The test case is SMIL animation.

Likely a recent regression from all the refactoring we've done of that code for stylo.

I'm still waiting for a build to finish to debug this but the following changeset from bug 1358966 looks suspicious since we dereference valueToAddWrapper without any guarantee that it is not null (prior to that changeset we dereferenced valueToAdd which we do null-check FinalizeStyleAnimationValues): https://hg.mozilla.org/mozilla-central/rev/4d87f2bf4b10369af0dd83a2ef962a23299ee8d9

Comment on attachment 8887358 [details] Bug 1375596 - Use valueToAdd in AddAccumulateOrValue, not valueToAddWrapper; https://reviewboard.mozilla.org/r/158190/#review163462

Pushed by bbirtles@mozilla.com: https://hg.mozilla.org/integration/autoland/rev/86878427cd44 Use valueToAdd in AddAccumulateOrValue, not valueToAddWrapper; r=hiro

Please request Beta approval on this when you get a chance.

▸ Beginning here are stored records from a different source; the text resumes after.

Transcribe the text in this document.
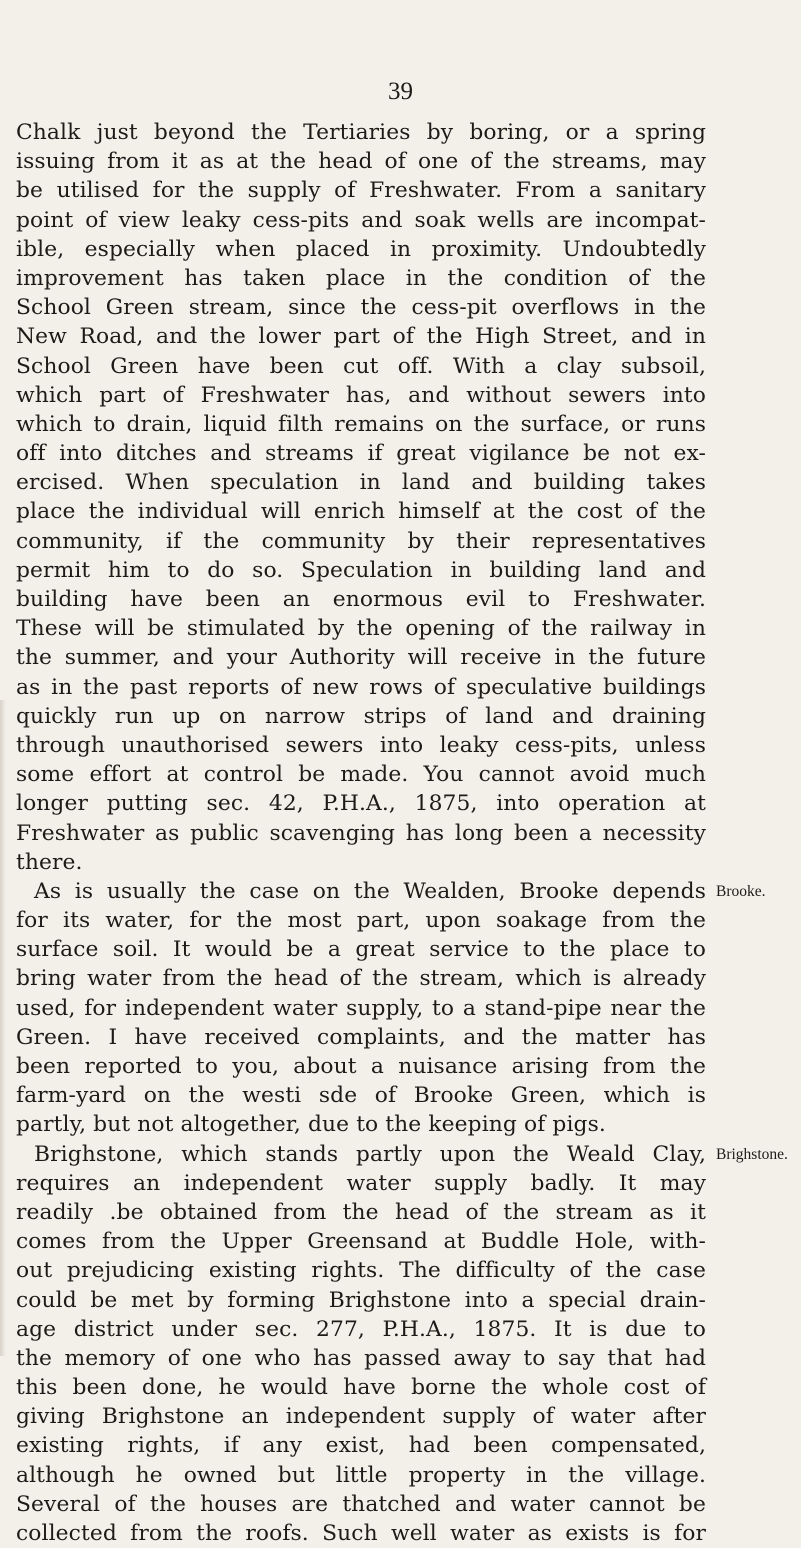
39
Chalk just beyond the Tertiaries by boring, or a spring
issuing from it as at the head of one of the streams, may
be utilised for the supply of Freshwater. From a sanitary
point of view leaky cess-pits and soak wells are incompat-
ible, especially when placed in proximity. Undoubtedly
improvement has taken place in the condition of the
School Green stream, since the cess-pit overflows in the
New Road, and the lower part of the High Street, and in
School Green have been cut off. With a clay subsoil,
which part of Freshwater has, and without sewers into
which to drain, liquid filth remains on the surface, or runs
off into ditches and streams if great vigilance be not ex-
ercised. When speculation in land and building takes
place the individual will enrich himself at the cost of the
community, if the community by their representatives
permit him to do so. Speculation in building land and
building have been an enormous evil to Freshwater.
These will be stimulated by the opening of the railway in
the summer, and your Authority will receive in the future
as in the past reports of new rows of speculative buildings
quickly run up on narrow strips of land and draining
through unauthorised sewers into leaky cess-pits, unless
some effort at control be made. You cannot avoid much
longer putting sec. 42, P.H.A., 1875, into operation at
Freshwater as public scavenging has long been a necessity
there.
As is usually the case on the Wealden, Brooke depends Brooke.
for its water, for the most part, upon soakage from the
surface soil. It would be a great service to the place to
bring water from the head of the stream, which is already
used, for independent water supply, to a stand-pipe near the
Green. I have received complaints, and the matter has
been reported to you, about a nuisance arising from the
farm-yard on the westi sde of Brooke Green, which is
partly, but not altogether, due to the keeping of pigs.
Brighstone, which stands partly upon the Weald Clay, Brighstone.
requires an independent water supply badly. It may
readily .be obtained from the head of the stream as it
comes from the Upper Greensand at Buddle Hole, with-
out prejudicing existing rights. The difficulty of the case
could be met by forming Brighstone into a special drain-
age district under sec. 277, P.H.A., 1875. It is due to
the memory of one who has passed away to say that had
this been done, he would have borne the whole cost of
giving Brighstone an independent supply of water after
existing rights, if any exist, had been compensated,
although he owned but little property in the village.
Several of the houses are thatched and water cannot be
collected from the roofs. Such well water as exists is for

Comment on attachment 8887358 [details] Bug 1375596 - Use valueToAdd in AddAccumulateOrValue, not valueToAddWrapper; Approval Request Comment [Feature/Bug causing the regression]: bug 1358966 [User impact if declined]: Content process crash when opening offending SVG content [Is this code covered by automated tests?]: Yes [Has the fix been verified in Nightly?]: Yes [Needs manual test from QE? If yes, steps to reproduce]: No (has automated test) [List of other uplifts needed for the feature/fix]: None [Is the change risky?]: No [Why is the change risky/not risky?]: Simply makes us dereference a pointer that is known to be non-null as opposed to one that is not guaranteed to be non-null [String changes made/needed]: None

Comment on attachment 8887358 [details] Bug 1375596 - Use valueToAdd in AddAccumulateOrValue, not valueToAddWrapper; fix nullptr deref crash, beta55+

(In reply to Brian Birtles (:birtles) from comment #9) > [Is this code covered by automated tests?]: Yes > [Has the fix been verified in Nightly?]: Yes > [Needs manual test from QE? If yes, steps to reproduce]: No (has automated > test) Setting qe-verify- based on Brian's assessment on manual testing needs and the fact that this fix has automated coverage.